У Гельфанда раскрылся рот. Лицо покраснело.
— И «Флоренс» тоже.
Эти два потрясающих хита сезона, казалось, разверзлись перед Гельфандом как зияющие бездны. Он поднял руку, поднес палец к груди Мейера:
— Так вы… тот самый Мейер Берковиц?! — шепотом спросил он.
— Да.
Гельфанд неуверенно протянул вперед руку.
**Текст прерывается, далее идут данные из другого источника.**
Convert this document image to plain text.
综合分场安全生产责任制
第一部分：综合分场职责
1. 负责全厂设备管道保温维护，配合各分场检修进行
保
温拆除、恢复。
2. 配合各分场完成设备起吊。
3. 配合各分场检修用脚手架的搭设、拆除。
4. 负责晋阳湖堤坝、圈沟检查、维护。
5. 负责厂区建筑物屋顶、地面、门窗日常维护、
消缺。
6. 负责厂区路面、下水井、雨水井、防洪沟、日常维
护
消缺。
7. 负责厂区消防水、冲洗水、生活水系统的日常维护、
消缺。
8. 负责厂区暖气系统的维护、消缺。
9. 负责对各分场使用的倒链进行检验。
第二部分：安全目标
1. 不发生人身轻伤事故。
— Ну, я очень рад вас видеть, — произнес он крайне официально.
Мейер отметил, как между ними сразу же образовалась определенная дистанция, и ему немедленно захотелось заключить Гельфанда в объятия, стереть с его лица выражение поистине метафизического ужаса и восхищения, как то сгладить его унижение и каким-нибудь образом забыть это ненавистное чувство удовольствия, с которым, он это точно теперь знал, ему уже никогда не расстаться. Он потряс руку Гельфанда, затем положил сверху еще и левую руку.
— Нет, в самом деле, — продолжал Гельфанд, отдергивая руку, словно она и так уже слишком многое себе позволила, — я… мне было очень приятно… Извините меня.
Толстые щеки Мейера чуть шевельнулись, изображая улыбку.
Гельфанд запахнул пальто, быстро повернулся и поспешно двинулся в сторону небольшой толпы, ожидающей свободных столиков возле красной входной двери. Взял под руку маленькую женщину в норке и развернул ее в сторону двери. Она, кажется, очень удивилась, когда он поспешно повлек ее наружу, на улицу.